Saturday, 25 April 2009

Missing Part of Ringelblum Warsaw Ghetto Archives Believed Found

Jack Khoury
The missing third part of the Ringelblum Archives chronicling life in the Warsaw Ghetto has been found in a cellar at Kibbutz Lohamei Hageta'ot. The archives consist of essays, diaries, drawings, wall posters and other materials describing life in the ghetto, collected between September 1939 and January 1943 by a group working under historian Emanuel Ringelblum. After the Warsaw Ghetto Uprising, Ringelblum had stored the archive in three milk cans and ten metal boxes. The first two parts of the archive were discovered in 1946 and 1950, but researchers long believed a third part remained hidden.

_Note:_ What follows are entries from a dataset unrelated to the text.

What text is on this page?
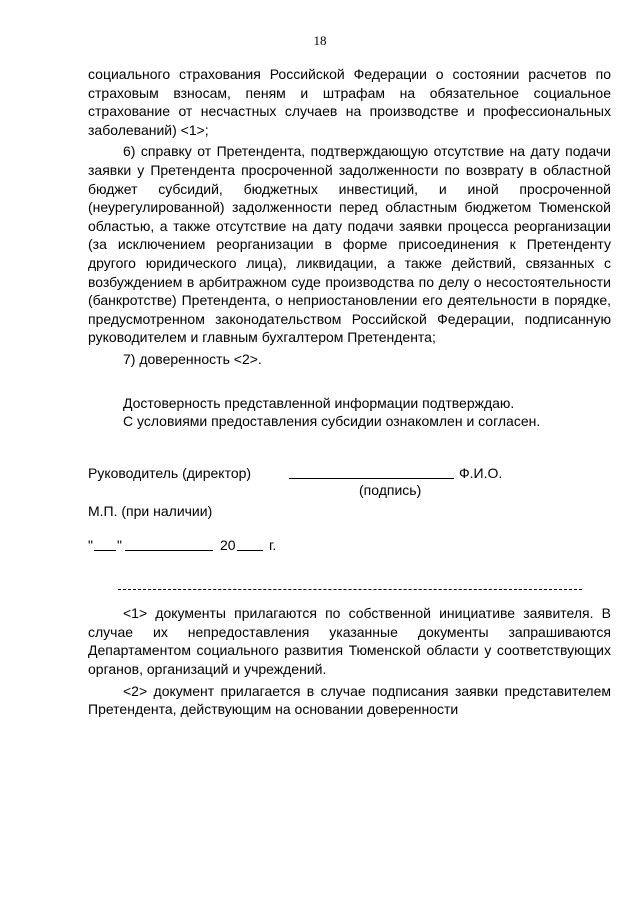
18

социального страхования Российской Федерации о состоянии расчетов по страховым взносам, пеням и штрафам на обязательное социальное страхование от несчастных случаев на производстве и профессиональных заболеваний) <1>;

6) справку от Претендента, подтверждающую отсутствие на дату подачи заявки у Претендента просроченной задолженности по возврату в областной бюджет субсидий, бюджетных инвестиций, и иной просроченной (неурегулированной) задолженности перед областным бюджетом Тюменской областью, а также отсутствие на дату подачи заявки процесса реорганизации (за исключением реорганизации в форме присоединения к Претенденту другого юридического лица), ликвидации, а также действий, связанных с возбуждением в арбитражном суде производства по делу о несостоятельности (банкротстве) Претендента, о неприостановлении его деятельности в порядке, предусмотренном законодательством Российской Федерации, подписанную руководителем и главным бухгалтером Претендента;

7) доверенность <2>.

Достоверность представленной информации подтверждаю.

С условиями предоставления субсидии ознакомлен и согласен.

Руководитель (директор)	Ф.И.О.
(подпись)

М.П. (при наличии)

" "	20 г.

<1> документы прилагаются по собственной инициативе заявителя. В случае их непредоставления указанные документы запрашиваются Департаментом социального развития Тюменской области у соответствующих органов, организаций и учреждений.

<2> документ прилагается в случае подписания заявки представителем Претендента, действующим на основании доверенности
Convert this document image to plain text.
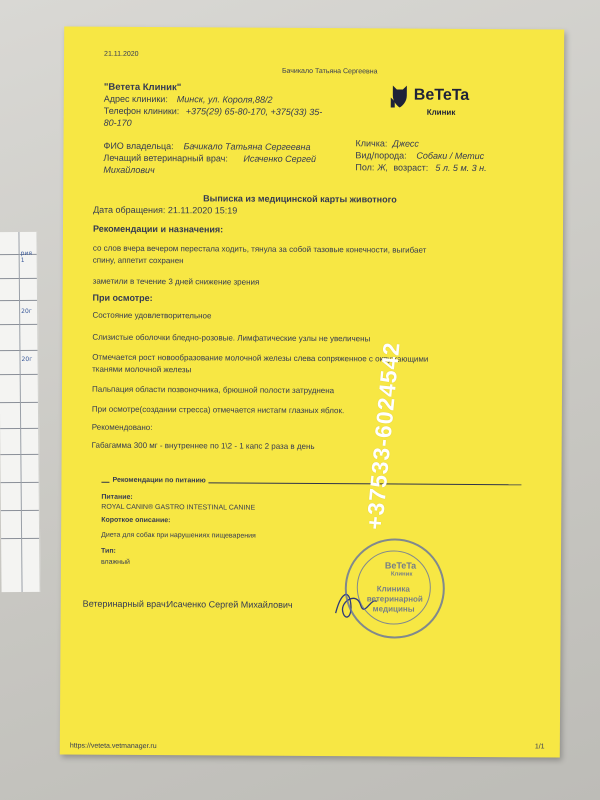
рия 1
20г
20г
21.11.2020
Бачикало Татьяна Сергеевна
"Ветета Клиник"
Адрес клиники: Минск, ул. Короля,88/2
Телефон клиники: +375(29) 65-80-170, +375(33) 35-
80-170
BeTeTa
Клиник
ФИО владельца: Бачикало Татьяна Сергеевна
Лечащий ветеринарный врач: Исаченко Сергей
Михайлович
Кличка: Джесс
Вид/порода: Собаки / Метис
Пол: Ж, возраст: 5 л. 5 м. 3 н.
Выписка из медицинской карты животного
Дата обращения: 21.11.2020 15:19
Рекомендации и назначения:
со слов вчера вечером перестала ходить, тянула за собой тазовые конечности, выгибает
спину, аппетит сохранен
заметили в течение 3 дней снижение зрения
При осмотре:
Состояние удовлетворительное
Слизистые оболочки бледно-розовые. Лимфатические узлы не увеличены
Отмечается рост новообразование молочной железы слева сопряженное с окружающими
тканями молочной железы
Пальпация области позвоночника, брюшной полости затруднена
При осмотре(создании стресса) отмечается нистагм глазных яблок.
Рекомендовано:
Габагамма 300 мг - внутреннее по 1\2 - 1 капс 2 раза в день
Рекомендации по питанию
Питание:
ROYAL CANIN® GASTRO INTESTINAL CANINE
Короткое описание:
Диета для собак при нарушениях пищеварения
Тип:
влажный
Ветеринарный врач:
Исаченко Сергей Михайлович
BeTeTa
Клиник
Клиника
ветеринарной
медицины
+37533-6024542
https://veteta.vetmanager.ru	1/1
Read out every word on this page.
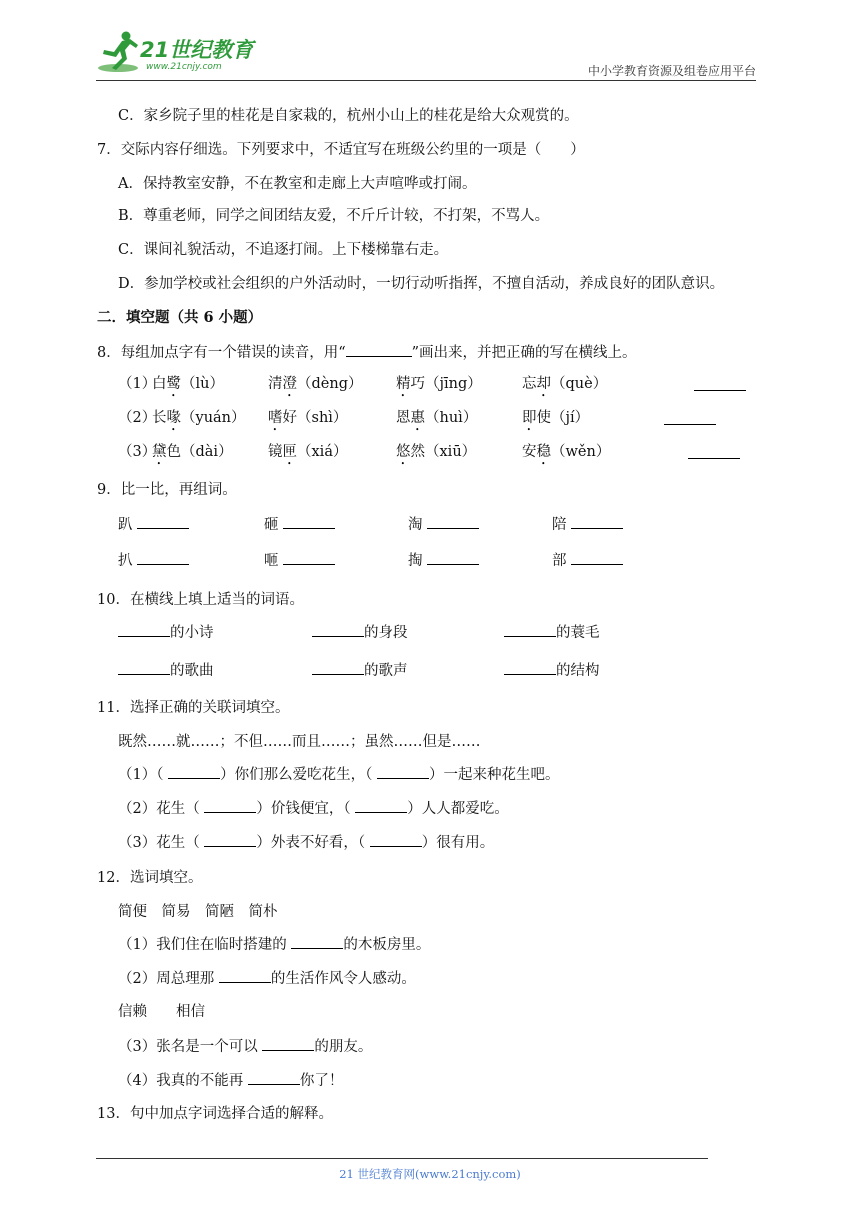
21世纪教育
www.21cnjy.com	中小学教育资源及组卷应用平台
C．家乡院子里的桂花是自家栽的，杭州小山上的桂花是给大众观赏的。
7．交际内容仔细选。下列要求中，不适宜写在班级公约里的一项是（　　）
A．保持教室安静，不在教室和走廊上大声喧哗或打闹。
B．尊重老师，同学之间团结友爱，不斤斤计较，不打架，不骂人。
C．课间礼貌活动，不追逐打闹。上下楼梯靠右走。
D．参加学校或社会组织的户外活动时，一切行动听指挥，不擅自活动，养成良好的团队意识。
二．填空题（共 6 小题）
8．每组加点字有一个错误的读音，用“	”画出来，并把正确的写在横线上。
（1）
白鹭（lù）	清澄（dèng） 精巧（jīng）	忘却（què）
（2）
长喙（yuán） 嗜好（shì）	恩惠（huì）	即使（jí）
（3）
黛色（dài） 镜匣（xiá）	悠然（xiū）	安稳（wěn）
9．比一比，再组词。
趴	砸	淘	陪
扒	咂	掏	部
10．在横线上填上适当的词语。
的小诗	的身段	的蓑毛
的歌曲	的歌声	的结构
11．选择正确的关联词填空。
既然……就……；不但……而且……；虽然……但是……
（1）（	）你们那么爱吃花生，（	）一起来种花生吧。
（2）花生（	）价钱便宜，（	）人人都爱吃。
（3）花生（	）外表不好看，（	）很有用。
12．选词填空。
简便　简易　简陋　简朴
（1）我们住在临时搭建的	的木板房里。
（2）周总理那	的生活作风令人感动。
信赖　　相信
（3）张名是一个可以	的朋友。
（4）我真的不能再	你了！
13．句中加点字词选择合适的解释。
21 世纪教育网(www.21cnjy.com)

    On Tuesday, Holocaust Remembrance Day, Simcha Stein, director of the Ghetto Fighters' Museum at the kibbutz, presented what he believes to be the third part of the archive, brought to the kibbutz in the late 1980s by Adolph Berman, a ghetto resistance leader. Stein said researchers had long been unable to decipher the handwriting in the Berman Collection, which was an elaborate code. "Today, after Sisyphean investigation, we believe it is highly likely that this is indeed the third part of the Warsaw Ghetto archive," he said. One of the most important documents is the diary of an unidentified girl who hid in a bunker with members of the Resistance and documented the last six days of the uprising.